Betty nodded. “And Georgia is afraid Constance would feel and act that way if she came for the visit. She might, of course. I don’t quite see what I can do about it, but I’ll think. I certainly ought to come to Georgia’s rescue once, when she’s always coming to mine.”

“She was just awfully proud of being elected Georgia-to-the-Rescue,” confided Binks. “She said she was as proud of that as of being taken into Dramatic Club.”

“Really?” Betty flushed with pleasure. “What a foolish, sweet way to feel about just helping me! Well, I’ll think hard about the man-struck Constance. We’ll both think hard, and perhaps we can think of a way to rescue Georgia.”

“Oh, I’m sure you can,” said Binks with touching confidence. “The thing to do is to make Constance expect a good time, isn’t it, Miss Wales? Because then she couldn’t help liking Harding, especially in spring term.”

Yes, that was clearly the thing to do, Betty agreed, and Binks, remembering suddenly that Miss Wales was very busy and quite capable of making her own deductions about what to do in regard to Constance, took a blushing departure.

That same afternoon the B. C. A.’s gathered informally in the top story of the Peter Pan annex; and when the matter of Georgia’s blues came up, Betty told them in confidence what Binks had discovered.

“Whatever is done will have to be done right away,” she added, “because campus rooms are assigned early in June, and when Constance gets hers I suppose she will give it up. If she should change her mind later about coming to college, she couldn’t get back her chance at the room. She would have to apply all over again, and that means that she wouldn’t be on the campus before her senior year, if she was then.”

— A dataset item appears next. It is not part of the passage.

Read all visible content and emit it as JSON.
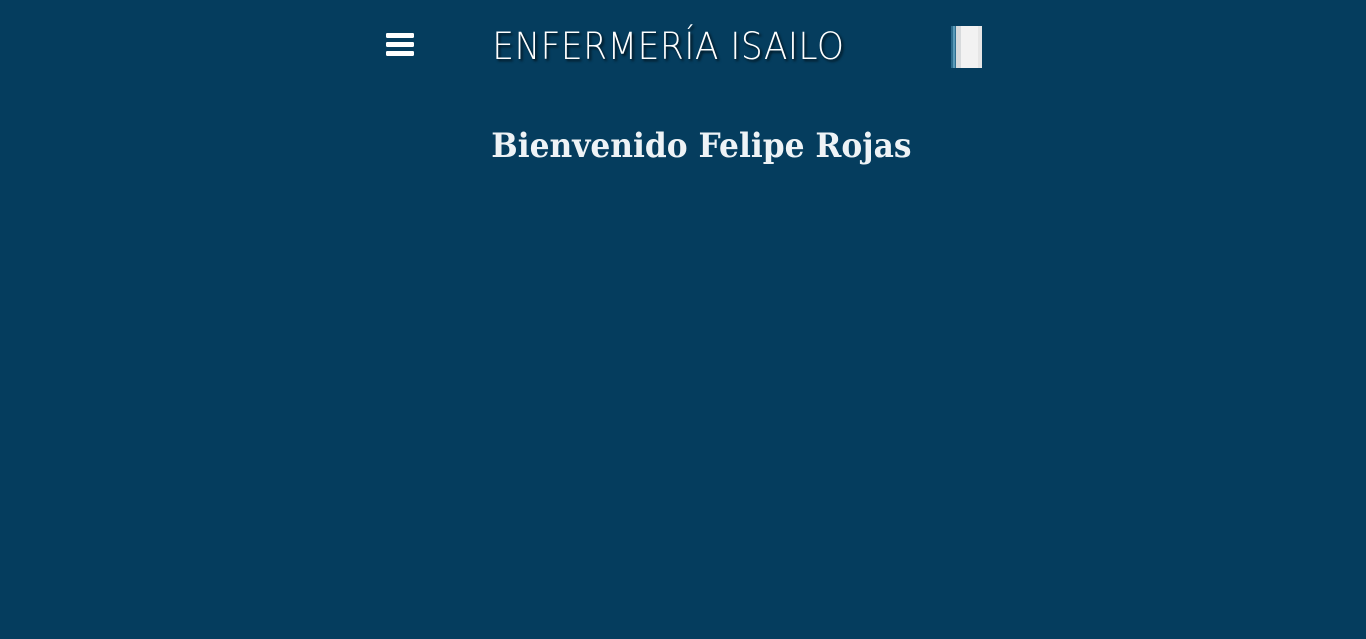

“Foolish young Constance!” said Mary scornfully. “The idea of thinking that Harding girls are less fun than boarding-school chits.”

“The idea of thinking that there isn’t time enough later on for men,” sniffed Babbie, playing with her engagement ring.

“The idea of thinking that she won’t change her mind about men and most other things, while she’s here,” added little Helen Adams, with a comical air of vast experience.